As part of its testing of Google Duplex, the NY Times used Duplex to call over a dozen restaurants over a two-day period, then reported: "...our tests showed a heavy reliance on humans. Among our four successful bookings with Duplex, three were done by people."

Many of the failures were due to restaurants only accepting bookings for parties of 10 or more people, not the two to four people the Times often wanted, so not entirely the AI's fault.

Google Assistant iconDuplex is a part of the Google AssistantGoogle

To Google's credit, the report added: "But when calls were actually placed by Google's artificial intelligent assistant, the bot sounded very much like a real person and was even able to respond to nuanced questions."

During the one call which was handled entirely by Google Duplex, the AI managed to answer the restaurant's unexpected question of "Are there any kids?" with: "I'm actually booking on behalf of a client, so I'm not too sure."

As well as using humans to help the AI when it struggles to understand, Google says these callers are also used to help it take a conservative approach and be respectful to business owners.

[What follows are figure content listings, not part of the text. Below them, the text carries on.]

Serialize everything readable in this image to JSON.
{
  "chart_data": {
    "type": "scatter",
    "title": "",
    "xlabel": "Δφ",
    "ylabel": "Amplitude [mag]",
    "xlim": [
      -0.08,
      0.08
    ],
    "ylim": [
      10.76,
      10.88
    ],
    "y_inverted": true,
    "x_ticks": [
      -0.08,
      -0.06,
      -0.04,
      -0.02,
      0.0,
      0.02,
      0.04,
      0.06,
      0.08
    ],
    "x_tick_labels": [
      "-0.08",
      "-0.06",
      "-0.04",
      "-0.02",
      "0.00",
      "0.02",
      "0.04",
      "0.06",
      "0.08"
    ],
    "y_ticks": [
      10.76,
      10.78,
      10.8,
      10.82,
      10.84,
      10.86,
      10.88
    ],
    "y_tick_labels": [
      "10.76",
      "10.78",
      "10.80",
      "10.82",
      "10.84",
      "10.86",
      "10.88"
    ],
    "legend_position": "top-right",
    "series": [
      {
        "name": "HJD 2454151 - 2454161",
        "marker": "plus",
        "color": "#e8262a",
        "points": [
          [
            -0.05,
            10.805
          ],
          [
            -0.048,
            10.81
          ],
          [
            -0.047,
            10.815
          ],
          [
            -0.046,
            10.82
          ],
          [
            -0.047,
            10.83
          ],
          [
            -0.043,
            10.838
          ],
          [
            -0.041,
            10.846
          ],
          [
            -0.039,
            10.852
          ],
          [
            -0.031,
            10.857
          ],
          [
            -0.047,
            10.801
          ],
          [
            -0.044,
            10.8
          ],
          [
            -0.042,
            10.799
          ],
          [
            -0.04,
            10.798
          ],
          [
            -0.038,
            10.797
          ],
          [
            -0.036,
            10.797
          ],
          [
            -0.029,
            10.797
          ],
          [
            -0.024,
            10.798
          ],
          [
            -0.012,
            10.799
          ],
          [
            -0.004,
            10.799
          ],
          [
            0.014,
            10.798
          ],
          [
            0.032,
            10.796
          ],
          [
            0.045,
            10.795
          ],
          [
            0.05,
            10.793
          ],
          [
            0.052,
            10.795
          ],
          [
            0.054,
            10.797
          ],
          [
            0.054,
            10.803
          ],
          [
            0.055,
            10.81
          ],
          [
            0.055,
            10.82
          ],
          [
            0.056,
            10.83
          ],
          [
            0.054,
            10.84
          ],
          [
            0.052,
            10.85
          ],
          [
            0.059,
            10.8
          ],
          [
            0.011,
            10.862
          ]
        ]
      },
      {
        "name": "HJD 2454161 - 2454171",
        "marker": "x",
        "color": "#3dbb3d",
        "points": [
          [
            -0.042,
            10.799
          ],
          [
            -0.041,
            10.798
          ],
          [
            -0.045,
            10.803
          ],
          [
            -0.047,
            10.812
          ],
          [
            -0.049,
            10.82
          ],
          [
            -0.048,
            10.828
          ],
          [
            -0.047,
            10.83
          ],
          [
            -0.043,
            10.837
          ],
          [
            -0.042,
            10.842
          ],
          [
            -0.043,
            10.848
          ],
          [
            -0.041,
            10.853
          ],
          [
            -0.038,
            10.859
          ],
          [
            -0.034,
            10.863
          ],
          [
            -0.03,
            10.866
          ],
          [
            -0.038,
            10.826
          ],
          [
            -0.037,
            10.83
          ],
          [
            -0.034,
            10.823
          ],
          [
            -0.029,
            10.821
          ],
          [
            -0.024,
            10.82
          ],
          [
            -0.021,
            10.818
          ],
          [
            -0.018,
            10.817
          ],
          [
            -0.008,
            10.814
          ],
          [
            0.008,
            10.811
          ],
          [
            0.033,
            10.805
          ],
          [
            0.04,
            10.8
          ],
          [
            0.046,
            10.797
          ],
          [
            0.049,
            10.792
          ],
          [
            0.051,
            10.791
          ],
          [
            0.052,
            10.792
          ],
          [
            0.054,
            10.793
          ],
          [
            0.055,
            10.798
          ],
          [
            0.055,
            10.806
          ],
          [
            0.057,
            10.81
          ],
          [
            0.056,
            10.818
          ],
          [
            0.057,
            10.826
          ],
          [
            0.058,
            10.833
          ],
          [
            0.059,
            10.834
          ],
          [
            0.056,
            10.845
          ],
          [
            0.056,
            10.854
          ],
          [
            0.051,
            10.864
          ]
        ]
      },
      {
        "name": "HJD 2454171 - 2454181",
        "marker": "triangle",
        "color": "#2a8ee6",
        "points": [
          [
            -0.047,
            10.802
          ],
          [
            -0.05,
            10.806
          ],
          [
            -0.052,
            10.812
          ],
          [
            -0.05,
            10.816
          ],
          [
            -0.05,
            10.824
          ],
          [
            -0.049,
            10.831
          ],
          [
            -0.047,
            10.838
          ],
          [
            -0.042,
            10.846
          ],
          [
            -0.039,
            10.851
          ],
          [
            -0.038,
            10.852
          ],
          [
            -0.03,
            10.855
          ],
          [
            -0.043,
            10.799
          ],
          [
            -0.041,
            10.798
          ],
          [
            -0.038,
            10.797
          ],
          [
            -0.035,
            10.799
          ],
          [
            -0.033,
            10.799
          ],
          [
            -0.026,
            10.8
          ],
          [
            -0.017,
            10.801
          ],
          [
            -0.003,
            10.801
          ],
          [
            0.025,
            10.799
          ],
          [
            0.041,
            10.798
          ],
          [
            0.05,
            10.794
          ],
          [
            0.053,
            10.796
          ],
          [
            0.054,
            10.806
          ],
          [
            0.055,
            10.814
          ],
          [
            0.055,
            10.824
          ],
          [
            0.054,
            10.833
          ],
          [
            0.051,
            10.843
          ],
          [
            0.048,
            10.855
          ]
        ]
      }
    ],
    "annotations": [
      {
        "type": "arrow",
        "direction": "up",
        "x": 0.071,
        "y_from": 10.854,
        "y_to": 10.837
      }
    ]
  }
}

Google say a human might also be used if the company suspects the caller is using Duplex to spam businesses with multiple calls.

Another stumbling point here is a lack of transparency when it comes to whether restaurants take bookings or not. When a user asks their Google Assistant to make a reservation for them, the system will first try to do so online through services like OpenTable and Yelp. If this isn't possible, Assistant will use the Duplex AI to make a phone call, and at this point a human may get involved to check telephone reservations are possible, instead of relying entirely on the AI.

Naturally, a complex AI system like this will require a lot if training to become accurate. This is what Google is doing, while also trying to not annoy businesses receiving these calls.

Then there are the ethical implications such a lifelike AI throws up. While this technology is clearly designed to help make our lives easier, it could also lead to people struggling to work out if they are speaking to a human or a machine.